Second, it would be interesting to explore how attentional and affective processes influence sexual desire and arousal beyond the initial processing of sexual stimuli. For this, continuous measures of attention (e.g., using eye-tracking) and affect (e.g., using startle eye-blink responses; Prause et al., 2008) could be used. This would allow for a more in-depth exploration of the interaction between affective and attentional processes over time. For example, it might be found that although initial attentional responses are not different in HSDD and SF women, a less positive appraisal of sexual stimuli may impact attention at later processing stages.
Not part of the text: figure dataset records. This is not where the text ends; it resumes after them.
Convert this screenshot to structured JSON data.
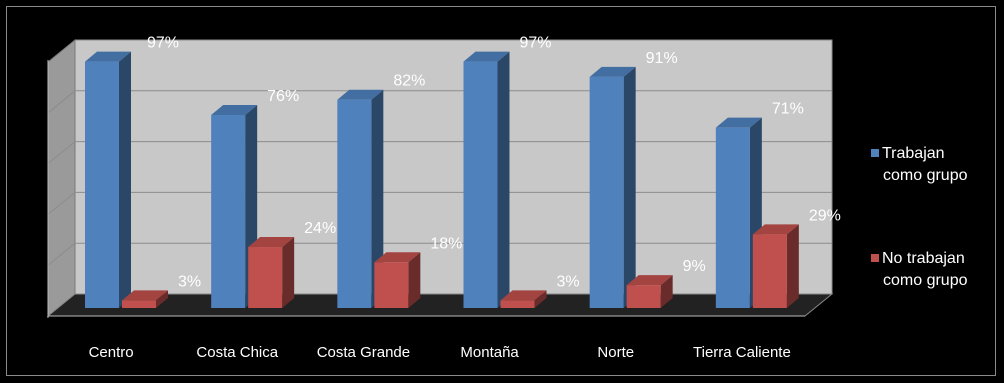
{
  "chart_data": {
    "type": "bar",
    "categories": [
      "Centro",
      "Costa Chica",
      "Costa Grande",
      "Montaña",
      "Norte",
      "Tierra Caliente"
    ],
    "series": [
      {
        "name": "Trabajan como grupo",
        "values": [
          97,
          76,
          82,
          97,
          91,
          71
        ],
        "labels": [
          "97%",
          "76%",
          "82%",
          "97%",
          "91%",
          "71%"
        ],
        "color": "#4F81BD"
      },
      {
        "name": "No trabajan como grupo",
        "values": [
          3,
          24,
          18,
          3,
          9,
          29
        ],
        "labels": [
          "3%",
          "24%",
          "18%",
          "3%",
          "9%",
          "29%"
        ],
        "color": "#C0504D"
      }
    ],
    "ylim": [
      0,
      100
    ],
    "grid": true,
    "three_d": true,
    "legend_position": "right",
    "legend_lines": [
      [
        "Trabajan",
        "como grupo"
      ],
      [
        "No trabajan",
        "como grupo"
      ]
    ]
  }
}
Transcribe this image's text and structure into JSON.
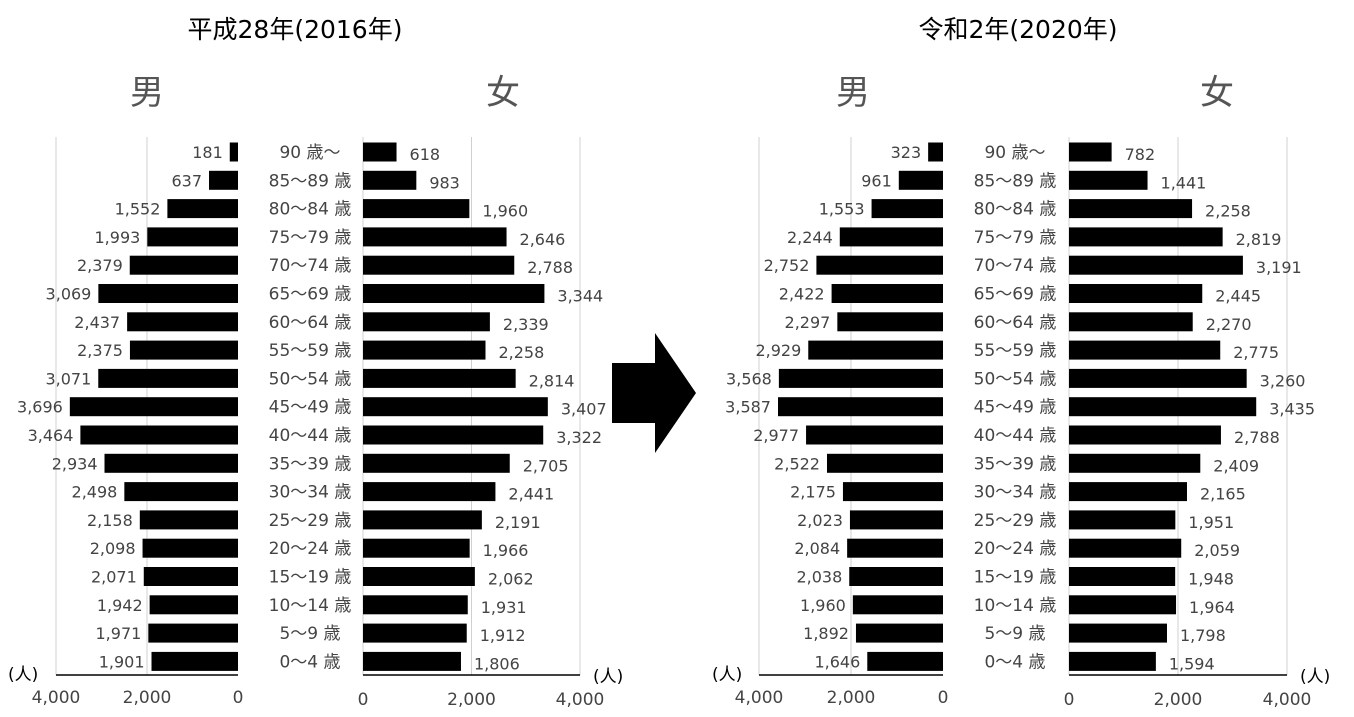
{
  "unit_label": "(人)",
  "sex_labels": {
    "male": "男",
    "female": "女"
  },
  "chart_data": [
    {
      "type": "bar",
      "orientation": "horizontal",
      "title": "平成28年(2016年)",
      "categories": [
        "90 歳〜",
        "85〜89 歳",
        "80〜84 歳",
        "75〜79 歳",
        "70〜74 歳",
        "65〜69 歳",
        "60〜64 歳",
        "55〜59 歳",
        "50〜54 歳",
        "45〜49 歳",
        "40〜44 歳",
        "35〜39 歳",
        "30〜34 歳",
        "25〜29 歳",
        "20〜24 歳",
        "15〜19 歳",
        "10〜14 歳",
        "5〜9 歳",
        "0〜4 歳"
      ],
      "series": [
        {
          "name": "男",
          "values": [
            181,
            637,
            1552,
            1993,
            2379,
            3069,
            2437,
            2375,
            3071,
            3696,
            3464,
            2934,
            2498,
            2158,
            2098,
            2071,
            1942,
            1971,
            1901
          ],
          "labels": [
            "181",
            "637",
            "1,552",
            "1,993",
            "2,379",
            "3,069",
            "2,437",
            "2,375",
            "3,071",
            "3,696",
            "3,464",
            "2,934",
            "2,498",
            "2,158",
            "2,098",
            "2,071",
            "1,942",
            "1,971",
            "1,901"
          ]
        },
        {
          "name": "女",
          "values": [
            618,
            983,
            1960,
            2646,
            2788,
            3344,
            2339,
            2258,
            2814,
            3407,
            3322,
            2705,
            2441,
            2191,
            1966,
            2062,
            1931,
            1912,
            1806
          ],
          "labels": [
            "618",
            "983",
            "1,960",
            "2,646",
            "2,788",
            "3,344",
            "2,339",
            "2,258",
            "2,814",
            "3,407",
            "3,322",
            "2,705",
            "2,441",
            "2,191",
            "1,966",
            "2,062",
            "1,931",
            "1,912",
            "1,806"
          ]
        }
      ],
      "xlim": [
        0,
        4000
      ],
      "ticks_male": [
        "4,000",
        "2,000",
        "0"
      ],
      "ticks_female": [
        "0",
        "2,000",
        "4,000"
      ],
      "grid": true
    },
    {
      "type": "bar",
      "orientation": "horizontal",
      "title": "令和2年(2020年)",
      "categories": [
        "90 歳〜",
        "85〜89 歳",
        "80〜84 歳",
        "75〜79 歳",
        "70〜74 歳",
        "65〜69 歳",
        "60〜64 歳",
        "55〜59 歳",
        "50〜54 歳",
        "45〜49 歳",
        "40〜44 歳",
        "35〜39 歳",
        "30〜34 歳",
        "25〜29 歳",
        "20〜24 歳",
        "15〜19 歳",
        "10〜14 歳",
        "5〜9 歳",
        "0〜4 歳"
      ],
      "series": [
        {
          "name": "男",
          "values": [
            323,
            961,
            1553,
            2244,
            2752,
            2422,
            2297,
            2929,
            3568,
            3587,
            2977,
            2522,
            2175,
            2023,
            2084,
            2038,
            1960,
            1892,
            1646
          ],
          "labels": [
            "323",
            "961",
            "1,553",
            "2,244",
            "2,752",
            "2,422",
            "2,297",
            "2,929",
            "3,568",
            "3,587",
            "2,977",
            "2,522",
            "2,175",
            "2,023",
            "2,084",
            "2,038",
            "1,960",
            "1,892",
            "1,646"
          ]
        },
        {
          "name": "女",
          "values": [
            782,
            1441,
            2258,
            2819,
            3191,
            2445,
            2270,
            2775,
            3260,
            3435,
            2788,
            2409,
            2165,
            1951,
            2059,
            1948,
            1964,
            1798,
            1594
          ],
          "labels": [
            "782",
            "1,441",
            "2,258",
            "2,819",
            "3,191",
            "2,445",
            "2,270",
            "2,775",
            "3,260",
            "3,435",
            "2,788",
            "2,409",
            "2,165",
            "1,951",
            "2,059",
            "1,948",
            "1,964",
            "1,798",
            "1,594"
          ]
        }
      ],
      "xlim": [
        0,
        4000
      ],
      "ticks_male": [
        "4,000",
        "2,000",
        "0"
      ],
      "ticks_female": [
        "0",
        "2,000",
        "4,000"
      ],
      "grid": true
    }
  ]
}
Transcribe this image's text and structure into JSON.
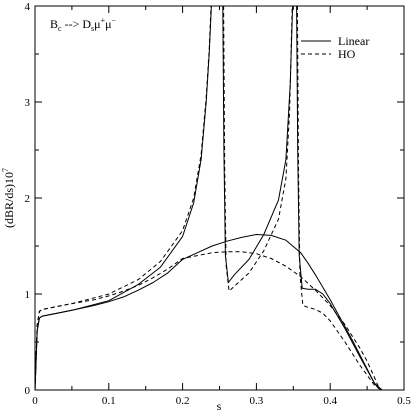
{
  "chart_data": {
    "type": "line",
    "xlabel": "s",
    "ylabel": "(dBR/ds)10",
    "ylabel_sup": "7",
    "xlim": [
      0,
      0.5
    ],
    "ylim": [
      0,
      4
    ],
    "x_ticks": [
      0,
      0.1,
      0.2,
      0.3,
      0.4,
      0.5
    ],
    "x_tick_labels": [
      "0",
      "0.1",
      "0.2",
      "0.3",
      "0.4",
      "0.5"
    ],
    "y_ticks": [
      0,
      1,
      2,
      3,
      4
    ],
    "y_tick_labels": [
      "0",
      "1",
      "2",
      "3",
      "4"
    ],
    "annotation": {
      "B": "B",
      "c": "c",
      "arrow": " --> ",
      "D": "D",
      "s": "s",
      "mu1": "μ",
      "plus": "+",
      "mu2": "μ",
      "minus": "−"
    },
    "legend": {
      "position": "top-right"
    },
    "series": [
      {
        "name": "Linear",
        "style": "solid",
        "color": "#000000",
        "segments": [
          {
            "x": [
              0.0,
              0.003,
              0.006,
              0.01,
              0.03,
              0.05,
              0.08,
              0.1,
              0.12,
              0.14,
              0.16,
              0.18,
              0.2,
              0.22,
              0.24,
              0.26,
              0.28,
              0.3,
              0.32,
              0.34,
              0.36,
              0.37,
              0.38,
              0.39,
              0.4,
              0.41,
              0.42,
              0.43,
              0.44,
              0.45,
              0.46,
              0.465,
              0.47
            ],
            "y": [
              0.0,
              0.62,
              0.75,
              0.77,
              0.8,
              0.83,
              0.88,
              0.92,
              0.97,
              1.04,
              1.12,
              1.22,
              1.36,
              1.43,
              1.5,
              1.55,
              1.59,
              1.62,
              1.61,
              1.56,
              1.43,
              1.32,
              1.2,
              1.07,
              0.94,
              0.8,
              0.66,
              0.52,
              0.37,
              0.22,
              0.07,
              0.02,
              0.0
            ]
          },
          {
            "x": [
              0.0,
              0.003,
              0.006,
              0.01,
              0.05,
              0.1,
              0.14,
              0.17,
              0.2,
              0.215,
              0.225,
              0.232,
              0.236,
              0.239
            ],
            "y": [
              0.0,
              0.62,
              0.75,
              0.77,
              0.83,
              0.93,
              1.1,
              1.28,
              1.6,
              1.95,
              2.4,
              3.0,
              3.5,
              4.0
            ]
          },
          {
            "x": [
              0.2545,
              0.256,
              0.258,
              0.262,
              0.27,
              0.29,
              0.31,
              0.33,
              0.34,
              0.346,
              0.349
            ],
            "y": [
              4.0,
              2.5,
              1.4,
              1.12,
              1.2,
              1.36,
              1.62,
              1.98,
              2.4,
              3.2,
              4.0
            ]
          },
          {
            "x": [
              0.3545,
              0.356,
              0.358,
              0.362,
              0.37,
              0.38,
              0.39,
              0.4,
              0.42,
              0.44,
              0.46,
              0.47
            ],
            "y": [
              4.0,
              2.5,
              1.4,
              1.06,
              1.05,
              1.05,
              1.0,
              0.9,
              0.64,
              0.35,
              0.07,
              0.0
            ]
          }
        ]
      },
      {
        "name": "HO",
        "style": "dashed",
        "color": "#000000",
        "segments": [
          {
            "x": [
              0.0,
              0.003,
              0.006,
              0.01,
              0.03,
              0.05,
              0.08,
              0.1,
              0.12,
              0.14,
              0.16,
              0.18,
              0.2,
              0.22,
              0.24,
              0.26,
              0.28,
              0.3,
              0.32,
              0.34,
              0.36,
              0.38,
              0.4,
              0.42,
              0.44,
              0.45,
              0.46,
              0.465,
              0.47
            ],
            "y": [
              0.0,
              0.68,
              0.82,
              0.84,
              0.87,
              0.9,
              0.94,
              0.98,
              1.03,
              1.09,
              1.17,
              1.26,
              1.37,
              1.4,
              1.43,
              1.44,
              1.44,
              1.42,
              1.37,
              1.29,
              1.18,
              1.04,
              0.88,
              0.68,
              0.44,
              0.3,
              0.13,
              0.04,
              0.0
            ]
          },
          {
            "x": [
              0.0,
              0.003,
              0.006,
              0.01,
              0.05,
              0.1,
              0.14,
              0.17,
              0.2,
              0.215,
              0.225,
              0.232,
              0.236,
              0.2385
            ],
            "y": [
              0.0,
              0.68,
              0.82,
              0.84,
              0.9,
              1.0,
              1.15,
              1.34,
              1.66,
              2.0,
              2.45,
              3.05,
              3.55,
              4.0
            ]
          },
          {
            "x": [
              0.2555,
              0.257,
              0.259,
              0.263,
              0.27,
              0.29,
              0.31,
              0.33,
              0.34,
              0.345,
              0.3485
            ],
            "y": [
              4.0,
              2.3,
              1.3,
              1.03,
              1.08,
              1.22,
              1.45,
              1.78,
              2.2,
              2.9,
              4.0
            ]
          },
          {
            "x": [
              0.3555,
              0.357,
              0.359,
              0.363,
              0.37,
              0.38,
              0.39,
              0.4,
              0.42,
              0.44,
              0.46,
              0.47
            ],
            "y": [
              4.0,
              2.3,
              1.2,
              0.88,
              0.86,
              0.84,
              0.8,
              0.72,
              0.5,
              0.26,
              0.05,
              0.0
            ]
          }
        ]
      }
    ]
  }
}
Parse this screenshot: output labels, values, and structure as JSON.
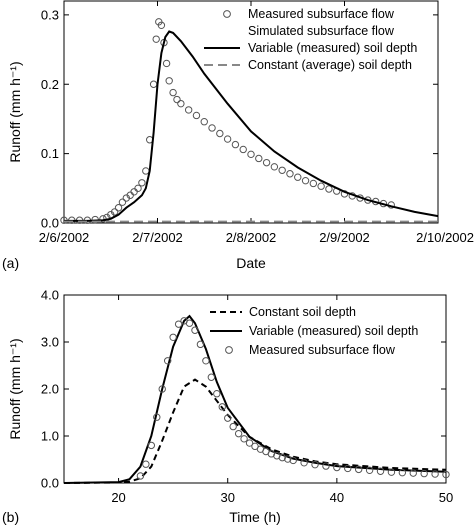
{
  "chart_data": [
    {
      "type": "line",
      "panel_label": "(a)",
      "xlabel": "Date",
      "ylabel": "Runoff (mm h⁻¹)",
      "x_scale": "date",
      "xlim": [
        "2002-02-06",
        "2002-02-10"
      ],
      "ylim": [
        0,
        0.32
      ],
      "x_ticks": [
        "2/6/2002",
        "2/7/2002",
        "2/8/2002",
        "2/9/2002",
        "2/10/2002"
      ],
      "y_ticks": [
        "0.0",
        "0.1",
        "0.2",
        "0.3"
      ],
      "grid": false,
      "legend_position": "top-right",
      "legend": {
        "measured": "Measured subsurface flow",
        "simulated_heading": "Simulated subsurface flow",
        "variable": "Variable (measured) soil depth",
        "constant": "Constant (average) soil depth"
      },
      "series": [
        {
          "name": "Measured subsurface flow",
          "style": "hollow-circle",
          "points": [
            [
              "2002-02-06 00:00",
              0.004
            ],
            [
              "2002-02-06 02:00",
              0.004
            ],
            [
              "2002-02-06 04:00",
              0.004
            ],
            [
              "2002-02-06 06:00",
              0.004
            ],
            [
              "2002-02-06 08:00",
              0.005
            ],
            [
              "2002-02-06 10:00",
              0.006
            ],
            [
              "2002-02-06 11:00",
              0.008
            ],
            [
              "2002-02-06 12:00",
              0.012
            ],
            [
              "2002-02-06 13:00",
              0.016
            ],
            [
              "2002-02-06 14:00",
              0.022
            ],
            [
              "2002-02-06 15:00",
              0.03
            ],
            [
              "2002-02-06 16:00",
              0.036
            ],
            [
              "2002-02-06 17:00",
              0.04
            ],
            [
              "2002-02-06 18:00",
              0.045
            ],
            [
              "2002-02-06 19:00",
              0.05
            ],
            [
              "2002-02-06 20:00",
              0.058
            ],
            [
              "2002-02-06 21:00",
              0.075
            ],
            [
              "2002-02-06 22:00",
              0.12
            ],
            [
              "2002-02-06 23:00",
              0.2
            ],
            [
              "2002-02-06 23:40",
              0.265
            ],
            [
              "2002-02-07 00:20",
              0.29
            ],
            [
              "2002-02-07 01:00",
              0.285
            ],
            [
              "2002-02-07 01:40",
              0.26
            ],
            [
              "2002-02-07 02:20",
              0.23
            ],
            [
              "2002-02-07 03:00",
              0.205
            ],
            [
              "2002-02-07 04:00",
              0.188
            ],
            [
              "2002-02-07 05:00",
              0.178
            ],
            [
              "2002-02-07 06:00",
              0.172
            ],
            [
              "2002-02-07 08:00",
              0.163
            ],
            [
              "2002-02-07 10:00",
              0.155
            ],
            [
              "2002-02-07 12:00",
              0.146
            ],
            [
              "2002-02-07 14:00",
              0.137
            ],
            [
              "2002-02-07 16:00",
              0.129
            ],
            [
              "2002-02-07 18:00",
              0.121
            ],
            [
              "2002-02-07 20:00",
              0.113
            ],
            [
              "2002-02-07 22:00",
              0.106
            ],
            [
              "2002-02-08 00:00",
              0.099
            ],
            [
              "2002-02-08 02:00",
              0.093
            ],
            [
              "2002-02-08 04:00",
              0.087
            ],
            [
              "2002-02-08 06:00",
              0.081
            ],
            [
              "2002-02-08 08:00",
              0.076
            ],
            [
              "2002-02-08 10:00",
              0.071
            ],
            [
              "2002-02-08 12:00",
              0.066
            ],
            [
              "2002-02-08 14:00",
              0.061
            ],
            [
              "2002-02-08 16:00",
              0.057
            ],
            [
              "2002-02-08 18:00",
              0.053
            ],
            [
              "2002-02-08 20:00",
              0.049
            ],
            [
              "2002-02-08 22:00",
              0.046
            ],
            [
              "2002-02-09 00:00",
              0.042
            ],
            [
              "2002-02-09 02:00",
              0.039
            ],
            [
              "2002-02-09 04:00",
              0.036
            ],
            [
              "2002-02-09 06:00",
              0.033
            ],
            [
              "2002-02-09 08:00",
              0.031
            ],
            [
              "2002-02-09 10:00",
              0.028
            ],
            [
              "2002-02-09 12:00",
              0.026
            ]
          ]
        },
        {
          "name": "Variable (measured) soil depth",
          "style": "solid",
          "points": [
            [
              "2002-02-06 00:00",
              0.003
            ],
            [
              "2002-02-06 06:00",
              0.003
            ],
            [
              "2002-02-06 10:00",
              0.004
            ],
            [
              "2002-02-06 12:00",
              0.006
            ],
            [
              "2002-02-06 14:00",
              0.012
            ],
            [
              "2002-02-06 16:00",
              0.022
            ],
            [
              "2002-02-06 18:00",
              0.03
            ],
            [
              "2002-02-06 20:00",
              0.04
            ],
            [
              "2002-02-06 21:00",
              0.05
            ],
            [
              "2002-02-06 22:00",
              0.075
            ],
            [
              "2002-02-06 23:00",
              0.13
            ],
            [
              "2002-02-07 00:00",
              0.2
            ],
            [
              "2002-02-07 01:00",
              0.245
            ],
            [
              "2002-02-07 02:00",
              0.268
            ],
            [
              "2002-02-07 03:00",
              0.276
            ],
            [
              "2002-02-07 04:00",
              0.274
            ],
            [
              "2002-02-07 06:00",
              0.262
            ],
            [
              "2002-02-07 09:00",
              0.24
            ],
            [
              "2002-02-07 12:00",
              0.215
            ],
            [
              "2002-02-07 18:00",
              0.172
            ],
            [
              "2002-02-08 00:00",
              0.132
            ],
            [
              "2002-02-08 06:00",
              0.103
            ],
            [
              "2002-02-08 12:00",
              0.08
            ],
            [
              "2002-02-08 18:00",
              0.061
            ],
            [
              "2002-02-09 00:00",
              0.045
            ],
            [
              "2002-02-09 06:00",
              0.033
            ],
            [
              "2002-02-09 12:00",
              0.024
            ],
            [
              "2002-02-09 18:00",
              0.016
            ],
            [
              "2002-02-10 00:00",
              0.01
            ]
          ]
        },
        {
          "name": "Constant (average) soil depth",
          "style": "dashed-gray",
          "points": [
            [
              "2002-02-06 00:00",
              0.002
            ],
            [
              "2002-02-07 00:00",
              0.002
            ],
            [
              "2002-02-08 00:00",
              0.002
            ],
            [
              "2002-02-09 00:00",
              0.002
            ],
            [
              "2002-02-10 00:00",
              0.002
            ]
          ]
        }
      ]
    },
    {
      "type": "line",
      "panel_label": "(b)",
      "xlabel": "Time (h)",
      "ylabel": "Runoff (mm h⁻¹)",
      "xlim": [
        15,
        50
      ],
      "ylim": [
        0,
        4
      ],
      "x_ticks": [
        "20",
        "30",
        "40",
        "50"
      ],
      "y_ticks": [
        "0.0",
        "1.0",
        "2.0",
        "3.0",
        "4.0"
      ],
      "grid": false,
      "legend_position": "top-right",
      "legend": {
        "constant": "Constant soil depth",
        "variable": "Variable (measured) soil depth",
        "measured": "Measured subsurface flow"
      },
      "series": [
        {
          "name": "Constant soil depth",
          "style": "dashed",
          "points": [
            [
              15,
              0.0
            ],
            [
              20,
              0.01
            ],
            [
              21,
              0.03
            ],
            [
              22,
              0.1
            ],
            [
              23,
              0.35
            ],
            [
              24,
              0.9
            ],
            [
              25,
              1.5
            ],
            [
              26,
              2.05
            ],
            [
              27,
              2.2
            ],
            [
              28,
              2.05
            ],
            [
              29,
              1.75
            ],
            [
              30,
              1.45
            ],
            [
              32,
              0.98
            ],
            [
              34,
              0.72
            ],
            [
              36,
              0.56
            ],
            [
              38,
              0.46
            ],
            [
              40,
              0.4
            ],
            [
              45,
              0.32
            ],
            [
              50,
              0.28
            ]
          ]
        },
        {
          "name": "Variable (measured) soil depth",
          "style": "solid",
          "points": [
            [
              15,
              0.0
            ],
            [
              20,
              0.02
            ],
            [
              21,
              0.08
            ],
            [
              22,
              0.35
            ],
            [
              23,
              1.0
            ],
            [
              24,
              2.0
            ],
            [
              25,
              2.9
            ],
            [
              26,
              3.45
            ],
            [
              26.5,
              3.55
            ],
            [
              27,
              3.4
            ],
            [
              28,
              2.85
            ],
            [
              29,
              2.15
            ],
            [
              30,
              1.6
            ],
            [
              32,
              0.98
            ],
            [
              34,
              0.68
            ],
            [
              36,
              0.52
            ],
            [
              38,
              0.43
            ],
            [
              40,
              0.36
            ],
            [
              45,
              0.28
            ],
            [
              50,
              0.24
            ]
          ]
        },
        {
          "name": "Measured subsurface flow",
          "style": "hollow-circle",
          "points": [
            [
              22,
              0.15
            ],
            [
              22.5,
              0.4
            ],
            [
              23,
              0.8
            ],
            [
              23.5,
              1.4
            ],
            [
              24,
              2.0
            ],
            [
              24.5,
              2.6
            ],
            [
              25,
              3.1
            ],
            [
              25.5,
              3.38
            ],
            [
              26,
              3.45
            ],
            [
              26.5,
              3.4
            ],
            [
              27,
              3.25
            ],
            [
              27.5,
              2.95
            ],
            [
              28,
              2.6
            ],
            [
              28.5,
              2.25
            ],
            [
              29,
              1.9
            ],
            [
              29.5,
              1.62
            ],
            [
              30,
              1.38
            ],
            [
              30.5,
              1.2
            ],
            [
              31,
              1.05
            ],
            [
              31.5,
              0.94
            ],
            [
              32,
              0.85
            ],
            [
              32.5,
              0.78
            ],
            [
              33,
              0.72
            ],
            [
              33.5,
              0.67
            ],
            [
              34,
              0.62
            ],
            [
              34.5,
              0.58
            ],
            [
              35,
              0.54
            ],
            [
              35.5,
              0.51
            ],
            [
              36,
              0.48
            ],
            [
              37,
              0.43
            ],
            [
              38,
              0.39
            ],
            [
              39,
              0.36
            ],
            [
              40,
              0.33
            ],
            [
              41,
              0.31
            ],
            [
              42,
              0.29
            ],
            [
              43,
              0.27
            ],
            [
              44,
              0.25
            ],
            [
              45,
              0.23
            ],
            [
              46,
              0.22
            ],
            [
              47,
              0.21
            ],
            [
              48,
              0.2
            ],
            [
              49,
              0.19
            ],
            [
              50,
              0.18
            ]
          ]
        }
      ]
    }
  ]
}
Third, longitudinal and experimental studies could help examine more directly the causal relationships between the appraisal of sexual stimuli, the quantity and quality (i.e., strength) of sexual incentives, and the level of sexual desire. At present, it is unclear whether the absence of or reduction in positive meanings is a cause or a result of acquired HSDD. As mentioned above, we assume, based on incentive motivation models of sexual response, that women with acquired HSDD once were able to appraise sexual stimuli positively (since they responded with sexual desire to relevant cues in the past). Perhaps the strength of positive sex-related associations has weakened in these women along with a decline in rewarding sexual experiences. However, it is also possible that a lower positive appreciation of sexual stimuli functions as a vulnerability factor for the development of HSDD. In relation to this, another suggestion for future research is to test the specificity of the present pattern of findings for symptomatic women in comparison to women who suffer from lifelong HSDD. In terms of incentive motivation models, perhaps in women with lifelong HSDD, a negative appreciation of sexual stimuli may have preceded a lack of sexual incentives as those women may never have had positive rewarding sexual experiences or have encountered negative sexual experiences. Finally, it might be useful to consider the inclusion of an additional clinical comparison group without sexual complaints (e.g., women with depression). This would allow for testing whether weaker positive automatic associations with sexual stimuli are relatively specific to women with HSDD rather than being common in other clinical groups of women.

In conclusion, the present study showed that although women with acquired HSDD hold weaker positive associations with sexual stimuli than sexually functional women, these associations were not overtly negative. As such, treatment approaches may benefit more from the strengthening of positive sex-related associations than from attempts to reduce possible negative associations.

Footnotes
1

Automatic cognitive processes refer to fast and unintentional responses, whereas deliberate (or controlled) cognitive processes refer to responses that are under intentional control (cf. Moors & De Houwer, 2006).

 
2

Note that the constructs measured by implicit measure are not necessarily unconscious constructs. Participants may be unaware what the test measures, but that does not imply that they are also unaware of their evaluations (Fazio & Olson, 2003). Hence, in the present context, the term automatic is not equivalent to the term unconscious, but rather means that an implicit measure leaves insufficient time for participants to purposefully control their response.

 
3

In 1999 an international classification committee sponsored by the American Urological Association Foundation met to deliberate and propose alternative criteria to sexual dysfunctions experienced by women. With respect to sexual desire problems a Sexual Interest/Desire Disorder was proposed, emphasizing that lack of sexual desire prior to engaging in sexual activity was not symptomatic of a sexual dysfunction if the woman was able to become sexually excited and experience desire during the sexual encounter. Instead, this diagnosis was given if there was also a lack of responsive sexual desire during the sexual interaction or following sexual arousal.

 

Acknowledgement

This investigator-initiated study was financially supported by an unrestricted grant from Pfizer Central Research, Sandwich, UK to Ellen Laan and Julia R. Heiman.